I do not seem to have published any books in 1902 or 1903, though I was writing steadily all the time, and had a couple of serials running in a magazine, but I was collecting materials hard for the biggest piece of work I have ever accomplished. Those who take up Sicily, the New Winter Resort, a small octavo, and In Sicily, two immense quartos, will be surprised to hear that the smaller book contains a far greater amount of reading matter than the larger—half as much again, I should say—though the one costs five shillings net and the other three guineas. The Directors of the Rete Sicula, for whom I compiled the smaller book, stipulated that it was to be cheap in price and handy in form. This book is an encyclopædia of Sicily. It itemises every monument of any importance, every custom, every piece of scenery noted for its beauty, every railway station, and gives information about every name which comes prominently into the history or the mythology of the island. It also gives directions how every monument and beautiful piece of scenery is to be reached.

Nineteen hundred and two was the last summer which we spent at Cookham.

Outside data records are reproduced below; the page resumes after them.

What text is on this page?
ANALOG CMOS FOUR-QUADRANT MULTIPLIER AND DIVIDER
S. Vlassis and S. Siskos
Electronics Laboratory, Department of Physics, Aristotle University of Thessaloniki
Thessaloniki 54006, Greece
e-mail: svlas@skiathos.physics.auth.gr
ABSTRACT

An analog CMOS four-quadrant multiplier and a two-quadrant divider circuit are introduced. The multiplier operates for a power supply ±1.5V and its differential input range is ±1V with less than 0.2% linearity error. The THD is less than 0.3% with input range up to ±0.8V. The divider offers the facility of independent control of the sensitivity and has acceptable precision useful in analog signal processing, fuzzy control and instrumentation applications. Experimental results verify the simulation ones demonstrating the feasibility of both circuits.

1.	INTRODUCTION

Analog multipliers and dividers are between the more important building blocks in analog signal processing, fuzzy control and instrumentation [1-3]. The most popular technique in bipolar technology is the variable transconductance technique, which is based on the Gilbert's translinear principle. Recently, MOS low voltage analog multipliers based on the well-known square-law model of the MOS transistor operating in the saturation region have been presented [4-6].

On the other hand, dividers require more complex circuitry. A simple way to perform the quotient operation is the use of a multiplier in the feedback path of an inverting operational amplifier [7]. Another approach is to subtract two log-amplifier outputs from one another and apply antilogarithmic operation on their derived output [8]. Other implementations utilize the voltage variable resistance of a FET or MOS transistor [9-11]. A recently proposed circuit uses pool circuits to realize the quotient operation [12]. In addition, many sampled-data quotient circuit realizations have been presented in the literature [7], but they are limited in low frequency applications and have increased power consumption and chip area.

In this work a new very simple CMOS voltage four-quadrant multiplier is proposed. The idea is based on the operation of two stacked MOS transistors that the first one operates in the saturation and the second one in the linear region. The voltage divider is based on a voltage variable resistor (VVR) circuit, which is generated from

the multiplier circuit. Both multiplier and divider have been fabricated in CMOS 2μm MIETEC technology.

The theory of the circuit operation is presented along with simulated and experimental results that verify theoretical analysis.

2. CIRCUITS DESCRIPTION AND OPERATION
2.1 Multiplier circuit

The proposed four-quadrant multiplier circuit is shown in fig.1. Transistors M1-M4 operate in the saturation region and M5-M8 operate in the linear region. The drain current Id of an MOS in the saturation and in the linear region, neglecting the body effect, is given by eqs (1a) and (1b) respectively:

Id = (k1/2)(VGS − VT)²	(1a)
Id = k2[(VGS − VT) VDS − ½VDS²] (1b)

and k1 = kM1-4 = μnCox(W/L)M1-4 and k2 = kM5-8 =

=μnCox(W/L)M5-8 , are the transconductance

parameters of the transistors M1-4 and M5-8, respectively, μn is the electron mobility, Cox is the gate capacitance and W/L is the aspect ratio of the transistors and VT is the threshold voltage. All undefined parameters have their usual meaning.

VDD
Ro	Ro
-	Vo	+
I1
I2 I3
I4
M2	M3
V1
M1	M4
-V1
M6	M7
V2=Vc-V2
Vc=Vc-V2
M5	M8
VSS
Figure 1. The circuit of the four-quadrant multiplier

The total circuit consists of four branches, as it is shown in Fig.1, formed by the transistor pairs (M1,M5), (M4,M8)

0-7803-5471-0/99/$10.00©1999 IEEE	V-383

My son was then at Woolwich, and we stayed at Cookham so that he could have his week-ends on the river. That winter and spring we again spent in Sicily and Italy. But that summer we spent at Tenby for the first time, because my son had now been gazetted to a Company of Artillery which was stationed at Pembroke Dock. Tenby I consider one of the most beautiful coast-places in the United Kingdom. It stands on a rock over the sea, and still retains a considerable portion of walls and towers built in the reign of the third Edward, and restored during the Spanish Armada scare in 1588. It has also a magnificent Gothic church, and one Gothic house. Its position is hard to beat, for its rock stands between two splendid stretches of sand, and when the wind blows on one side you are out of the wind on the other. On the north sands is a green bluff. If you walk inland it is easy to find deep woods, and if you walk across the golf-links (there is very good natural golf) you come on to noble downs with gorgeous precipices sheering down to the sea, and rich in the ruins of historic and prehistoric men—literally historic, for there is Geoffry of Monmouth’s castle of Manorbier, and far beyond, my ancestor Aylmer de Valence’s castle of Pembroke, which, like the castle of the Carews, rises out of the windings of the great haven of the West.

Such is Tenby, round which, under the name of Flanders, I built a romance in my novel, The Unholy Estate.

The golf-links served both Tenby and the naval and military officers at Pembroke Dock. Nearly every day I used to meet the Gunner and Infantry subalterns and captains disporting themselves on the links, and I was often over at Pembroke in the barracks. It was there that I picked up my knowledge of young soldiers, which I put into use in The Unholy Estate, The Tragedy of the Pyramids and The Curse of the Nile.

The winter we generally spent in Italy, except the winter and spring of 1906, when we were once more in Sicily, and went across from Sicily to visit Tunis and Carthage.

In 1904 I was busy putting the finishing touches on two books about Japan, More Queer Things about Japan, the book in which I collaborated with Norma Lorimer, and Playing the Game, which in the cheap editions has had its name changed to When We Were Lovers in Japan. This book has been running serially in Cassell’s Magazine. It never had half the popularity or circulation of A Japanese Marriage, though it had much more value as a study of Japan and the Japanese, for it deals with the transition of Japan from a weak Oriental nation to one of the great powers of the world, and gives an acid picture of the futility of the diplomats to whom Great Britain entrusts her interests.

In this same year, 1904, Methuen brought out Sicily, the New Winter Resort. In 1905 I turned my attention to Sicily once more, working up the serial which had appeared in Cassell’s Magazine into the volume which the publishers insisted on christening A Sicilian Marriage, to try and lend it some of the popularity of A Japanese Marriage, which it never acquired, and the world never discovered that it was an excellent popular guide-book to Palermo, Girgenti, Syracuse and Taormina.

In the same year I brought out Queer Things about Sicily, a companion volume to Queer Things about Japan, with Norma Lorimer.